Be clear about how the product will improve the customer’s life to better articulate the benefits.
This step deals with the emotional side of buying a product, not its practical value. Still, impressions are a central element that will help define the essence of a brand and its positioning in the market.
Analyze the target audience
As considerate as we may think we are, emotions are often the main drivers of our decisions. For example, when buying shoes, we tend to choose famous brands like Adidas or Nike, not anonymous companies. When it comes to cars, people dream of Ferraris or Lamborghinis, not just vehicles to get from one place to another.
People always have needs. And your strategy is to find them as quickly as possible. Sometimes you can do it even faster than the customers themselves. How? The problem is that some people don’t know what their needs are. This is called latent needs. Thus, the sooner you recognize the latent needs of customers, the sooner your product will be purchased by them.
When purchasing a particular product or service, people often doubt whether it is worth paying their money for. Where is the guarantee that the purchase will meet all requirements? Replacing any product you are used to with a new one is associated with the so-called “change pain”. So, show your clients that this process won’t be painful.
Components of the Effective Value Proposition
Of course, there are no universal formulas, since all companies are different and offer unique values to their customers. Still, an approximate scheme for beginner businessmen might look like this.
- A catchy title to catch the buyer’s attention. It is best if the phrase is easy to remember.
- A subtitle which provides a brief explanation of what you offer, how you do it and why your product is important.
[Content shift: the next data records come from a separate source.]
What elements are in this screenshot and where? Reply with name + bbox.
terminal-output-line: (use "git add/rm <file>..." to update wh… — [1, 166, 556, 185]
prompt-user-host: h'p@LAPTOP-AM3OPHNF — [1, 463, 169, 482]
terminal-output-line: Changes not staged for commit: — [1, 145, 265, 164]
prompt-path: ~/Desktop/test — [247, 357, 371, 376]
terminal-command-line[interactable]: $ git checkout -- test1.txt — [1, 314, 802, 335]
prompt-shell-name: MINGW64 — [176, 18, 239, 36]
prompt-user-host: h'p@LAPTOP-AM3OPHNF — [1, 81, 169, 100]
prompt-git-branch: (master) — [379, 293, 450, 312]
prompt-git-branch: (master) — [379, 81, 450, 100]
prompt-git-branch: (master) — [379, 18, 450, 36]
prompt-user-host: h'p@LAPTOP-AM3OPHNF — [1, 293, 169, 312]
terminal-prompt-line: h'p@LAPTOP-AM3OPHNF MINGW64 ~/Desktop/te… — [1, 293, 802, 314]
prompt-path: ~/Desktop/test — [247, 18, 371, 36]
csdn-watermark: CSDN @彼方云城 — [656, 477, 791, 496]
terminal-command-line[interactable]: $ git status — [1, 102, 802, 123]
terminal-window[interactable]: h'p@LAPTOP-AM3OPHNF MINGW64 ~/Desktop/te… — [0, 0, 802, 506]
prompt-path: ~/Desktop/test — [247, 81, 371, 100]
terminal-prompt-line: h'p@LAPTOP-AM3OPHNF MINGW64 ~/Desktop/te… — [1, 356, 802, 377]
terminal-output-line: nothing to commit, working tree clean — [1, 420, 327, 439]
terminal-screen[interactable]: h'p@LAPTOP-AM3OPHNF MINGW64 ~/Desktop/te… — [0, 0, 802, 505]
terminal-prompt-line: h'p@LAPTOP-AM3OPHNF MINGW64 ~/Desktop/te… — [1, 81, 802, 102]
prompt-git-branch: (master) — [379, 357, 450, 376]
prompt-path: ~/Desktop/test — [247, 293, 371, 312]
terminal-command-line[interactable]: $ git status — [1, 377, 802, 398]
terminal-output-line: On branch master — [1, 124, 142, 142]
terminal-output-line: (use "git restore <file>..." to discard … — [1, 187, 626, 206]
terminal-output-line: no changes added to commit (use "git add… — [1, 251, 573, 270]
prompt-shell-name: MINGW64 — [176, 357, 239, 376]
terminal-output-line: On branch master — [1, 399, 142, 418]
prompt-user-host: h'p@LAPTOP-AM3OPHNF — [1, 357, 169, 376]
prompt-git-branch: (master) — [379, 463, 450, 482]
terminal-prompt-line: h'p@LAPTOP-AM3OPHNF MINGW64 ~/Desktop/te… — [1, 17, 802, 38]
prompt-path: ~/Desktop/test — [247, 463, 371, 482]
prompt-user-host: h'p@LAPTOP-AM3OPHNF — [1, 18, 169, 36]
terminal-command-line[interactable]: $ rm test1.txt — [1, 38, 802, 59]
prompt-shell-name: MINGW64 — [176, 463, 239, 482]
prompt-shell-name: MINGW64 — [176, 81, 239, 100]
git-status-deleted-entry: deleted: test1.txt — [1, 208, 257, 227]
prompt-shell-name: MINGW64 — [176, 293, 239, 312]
- Visual elements: videos, images, graphics. Note that people tend to remember pictures faster than words.
- Lists which include the main characteristics of your offer.
When everything is ready and you can’t wait to share your ideas with people, the next question could be: “what channels should I use to communicate my offer to the public?” And here is the answer. Since we live in a digitized world, almost all platforms are online:
- social media pages (your value proposition should be the most visible element for people to understand where they stand);
- website home page (place it above any other detailed information);
- product packaging (it’s a good idea to always remind buyers why they chose you);
- leaflets (it may seem a bit outdated, but sometimes paper brochures work, especially if they are handed out at conferences, meetings or other events).
When starting a business, focus on both the practical and the emotional. Remember that you are selling your product or service to real people who have problems, needs and wants. So, formulating a unique value proposition is the first step to reaching your audience.